宁曦抱着手,倚在门框上,感觉自己刚刚免费观看了一场信息量爆炸的年度家庭伦理大戏。
同居,不脱鞋上床,乱甩臭袜子……
啧啧,真是闻者伤心,听者落泪。
很久之后,宁曦看着眼前这个一脸局促、手足无措,还想找鞋套的男人,终于忍不住,叹了口气。

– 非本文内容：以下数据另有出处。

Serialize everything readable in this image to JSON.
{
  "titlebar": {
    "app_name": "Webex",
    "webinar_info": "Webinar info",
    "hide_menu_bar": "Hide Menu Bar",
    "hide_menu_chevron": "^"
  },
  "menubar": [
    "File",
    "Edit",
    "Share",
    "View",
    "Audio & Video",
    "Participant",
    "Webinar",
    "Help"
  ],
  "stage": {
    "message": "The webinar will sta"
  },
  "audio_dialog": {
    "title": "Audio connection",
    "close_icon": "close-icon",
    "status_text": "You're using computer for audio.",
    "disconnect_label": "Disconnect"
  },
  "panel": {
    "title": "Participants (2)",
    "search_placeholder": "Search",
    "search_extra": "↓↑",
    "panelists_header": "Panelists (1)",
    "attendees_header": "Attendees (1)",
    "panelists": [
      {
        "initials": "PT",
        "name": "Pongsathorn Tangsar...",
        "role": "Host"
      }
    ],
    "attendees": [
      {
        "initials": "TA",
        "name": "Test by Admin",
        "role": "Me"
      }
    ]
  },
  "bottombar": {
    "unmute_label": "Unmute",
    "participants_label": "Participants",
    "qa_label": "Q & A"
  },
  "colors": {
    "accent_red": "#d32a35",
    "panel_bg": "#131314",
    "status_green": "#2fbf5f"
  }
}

她无奈地劝道:“那个……无论怎样,你还是要注意一下个人卫生。”
顾延琛却仿佛没听到她的劝告。
他把视线从已经空无一人的走廊外收回来,目光复杂地转向她,然后,扯出一个比哭还难看的笑。
“可是宁曦,”他看着她,声音低哑,带着一丝说不清道不明的委屈,“我这段时间太累了,真的顾不了这些细节了。”
宁曦听完,又叹了口气。
她就说吧,她怕穷。
贫贱夫妻百事哀,真不是一句空话。
你看,就连顾延琛这样曾经矜贵又得体的钻石王老五,没钱之后,连基本的卫生习惯都直线下降了。
可为什么……
为什么她总觉得,顾延琛最近这一系列的行为,都透着一股子说不出的诡异?
今天这一出,更是处处都是破绽,逻辑完全不能自洽。
可能是她怀孕之后,激素水平紊乱,导致想象力过于丰富了吧。
……
第二天,宁曦给顾延琛的银行卡里,转了二十万。
附言:【下不为例】
心软的代价,太大了。
这一次是二十万,下次呢?
她肚子里的崽还要喝进口奶粉,上国际学校,以后还要继承她的理财产品和八卦精神……
哪哪都是钱。
要是次次都心疼别人,谁来心疼她这个即将上岗的单亲妈妈?
看了眼账户里的余额,她才放心睡起了午觉。
可是,自从她转给他二十万后,她家门口,就总是莫名其妙地出现她没有点过的外卖。
一开始,宁曦还以为是哪家餐厅搞错了地址,或者是苏悦的恶作剧。
直到顾延琛给她发来一条微信消息。
【顾扒皮:今天超市打折,买了点水果。】
宁曦看着门口那箱智利车厘子、丹东草莓和日本晴王葡萄,陷入了沉思。
他管这个,叫“买了点水果”?
他送外卖一天到底能挣多少钱?
这怕不是把一天的营业额都搭进去了吧?
从那天起,投喂就没停过。
有时候,是塞得满满当当的超市购物袋。
从澳洲和牛到挪威三文鱼,从有机蔬菜到德运鲜奶,品类齐全到她怀疑顾延琛是不是把整个精品超市都搬过来了。
有时候,是她半夜刷朋友圈看到想吃的甜品蛋糕,第二天下午,那家店的全套招牌产品就会准时出现在她家门口。
有时候,是各种大餐:双人份的日料刺身船,四人份的海底捞套餐,够一个寝室开趴的烤鱼烧烤……
都不是什么价值连城的贵重东西,但无一例外,全都是她喜欢吃的。
顾延琛每次都会提前给她发消息,言简意赅。
【顾扒皮:多吃点。】
【顾扒皮:这个你爱吃。】
【顾扒皮:今天订单少,顺路。】
宁曦从一开始的警惕,到后来的麻木,再到现在的习以为常。
她知道,他可能是为了感谢她那二十万的“人道主义援助”,用这种“打零工”的方式来偿还。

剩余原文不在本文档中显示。